REDAZIONE PISA

A caccia di inquinanti sulle nostre spiagge

Il progetto (unico al mondo) del professor Castelvetro: "Cerchiamo le microplastiche non in acqua ma su costa e fondali"

Particelle spesso impossibili da identificare in mezzo alla sabbia. Una forma di inquinamento pervasivo di cui si sa pochissimo, ma abbastanza per lanciare periodicamente allarmi ed sos. Per ‘contare’ e analizzare le microplastiche sulle nostre coste non basta, però, campionare l’acqua del mare e dei fiumi come è stato fatto fino ad oggi. L’altra strada, percorribile grazie ad un protocollo unico al mondo elaborato proprio dall’università di Pisa, è lo studio dei sedimenti marini di spiaggia e fondale. L’analisi dei primi dati è in corso, un lavoro accurato e innovativo condotto dal professor Valter Castelvetro alla guida di un team di ricercatori del Dipartimento di Chimica e Chimica Industriale, tutti con competenze nell’ambito dei materiali polimerici (materie plastiche) e della chimica analitica. Il progetto, finanziato dalla Fondazione Cassa di Risparmio di Lucca con la partecipazione dell’Ente Parco, ha visto come campi di analisi la spiaggia della Lecciona a Torre del Lago e il lago di Massaciuccoli. E’ qui che il protocollo – battezzato "Pisa", acronimo di Polymer Identification and Specific Analysis – ha iniziato il suo cammino.

In che senso ‘Pisa’ è una modalità di ricerca unica al mondo?

"Perchè va ad analizzare le concentrazioni presenti non nelle acque ma su fondali e spiagge che sono i principali siti di accumulo delle microplastiche, con una sensibilità tale da poter prendere in considerazione anche quantitativi molto bassi. Il protocollo permette inoltre di rilevare la massa totale. Si tratta di una metodologia del tutto originale che ci consente di identificare i diversi tipi di microplastica, polimero per polimero mentre sino ad oggi la tecnica più comune e utilizzata si limitava a fare una separazione grossolana delle microplastiche dai sedimenti, seguita da una laboriosa e inaccurata conta tramite tecniche di microscopia e spettroscopia microscopica".

Che cosa troviamo sulle nostre spiagge?

"Poliolefine, di cui sono fatti gran parte degli imballaggi alimentari, e polistirene. Idrocarburi composti, fibre tessili, nylon".

Chiusi i primi campionamenti, ora è in corso l’analisi. Emerge già qualcosa?

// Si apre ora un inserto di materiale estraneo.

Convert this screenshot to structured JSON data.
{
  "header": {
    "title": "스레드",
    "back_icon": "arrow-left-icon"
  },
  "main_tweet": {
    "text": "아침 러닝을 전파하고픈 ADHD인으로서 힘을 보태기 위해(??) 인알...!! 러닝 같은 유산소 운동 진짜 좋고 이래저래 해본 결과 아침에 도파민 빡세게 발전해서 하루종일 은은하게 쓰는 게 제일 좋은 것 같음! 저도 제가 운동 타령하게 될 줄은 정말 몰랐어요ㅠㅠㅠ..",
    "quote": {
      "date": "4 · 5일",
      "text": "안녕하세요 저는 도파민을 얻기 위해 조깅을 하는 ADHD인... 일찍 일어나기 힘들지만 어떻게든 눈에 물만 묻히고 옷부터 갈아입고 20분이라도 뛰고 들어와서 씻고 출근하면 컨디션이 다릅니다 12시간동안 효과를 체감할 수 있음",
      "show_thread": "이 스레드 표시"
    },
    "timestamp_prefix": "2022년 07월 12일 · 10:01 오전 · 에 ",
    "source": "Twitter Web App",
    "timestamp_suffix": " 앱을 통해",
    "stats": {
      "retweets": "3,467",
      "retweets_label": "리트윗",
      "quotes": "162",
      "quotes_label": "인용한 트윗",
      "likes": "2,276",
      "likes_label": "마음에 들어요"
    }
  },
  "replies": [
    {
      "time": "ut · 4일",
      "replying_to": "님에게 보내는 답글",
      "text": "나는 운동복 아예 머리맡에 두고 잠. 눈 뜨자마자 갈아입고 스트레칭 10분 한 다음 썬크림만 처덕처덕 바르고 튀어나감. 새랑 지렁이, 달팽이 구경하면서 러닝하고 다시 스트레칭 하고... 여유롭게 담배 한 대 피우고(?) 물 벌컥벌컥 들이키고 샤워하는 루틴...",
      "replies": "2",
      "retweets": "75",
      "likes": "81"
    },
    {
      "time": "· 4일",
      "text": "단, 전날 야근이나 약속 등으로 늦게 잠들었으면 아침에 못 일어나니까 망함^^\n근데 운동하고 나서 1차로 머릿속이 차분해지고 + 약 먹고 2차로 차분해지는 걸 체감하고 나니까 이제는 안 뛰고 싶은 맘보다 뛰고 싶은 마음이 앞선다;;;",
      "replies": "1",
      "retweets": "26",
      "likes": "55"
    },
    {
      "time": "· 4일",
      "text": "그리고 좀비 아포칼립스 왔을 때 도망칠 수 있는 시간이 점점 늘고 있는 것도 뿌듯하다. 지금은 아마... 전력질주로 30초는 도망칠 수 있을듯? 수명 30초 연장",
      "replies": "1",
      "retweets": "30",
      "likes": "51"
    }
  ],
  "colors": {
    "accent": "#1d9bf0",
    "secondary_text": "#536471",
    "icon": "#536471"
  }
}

"Abbiamo riscontrato una particolarità. Nelle spiagge con sabbia in cui sono presenti acidi di ferro le microplastiche vengono decomposte con maggiore facilità. Ma è una teoria ancora da confermare".

Una volta che la ricerca sarà conclusa quali interventi sarà importante programmare?

"L’inquinamento da microplastiche è un problema che va affrontato unendo le forze. Regione, Ispra e tutti gli altri enti coinvolti: la nostra ricerca e il nostro protocollo può essere una valida base di intervento".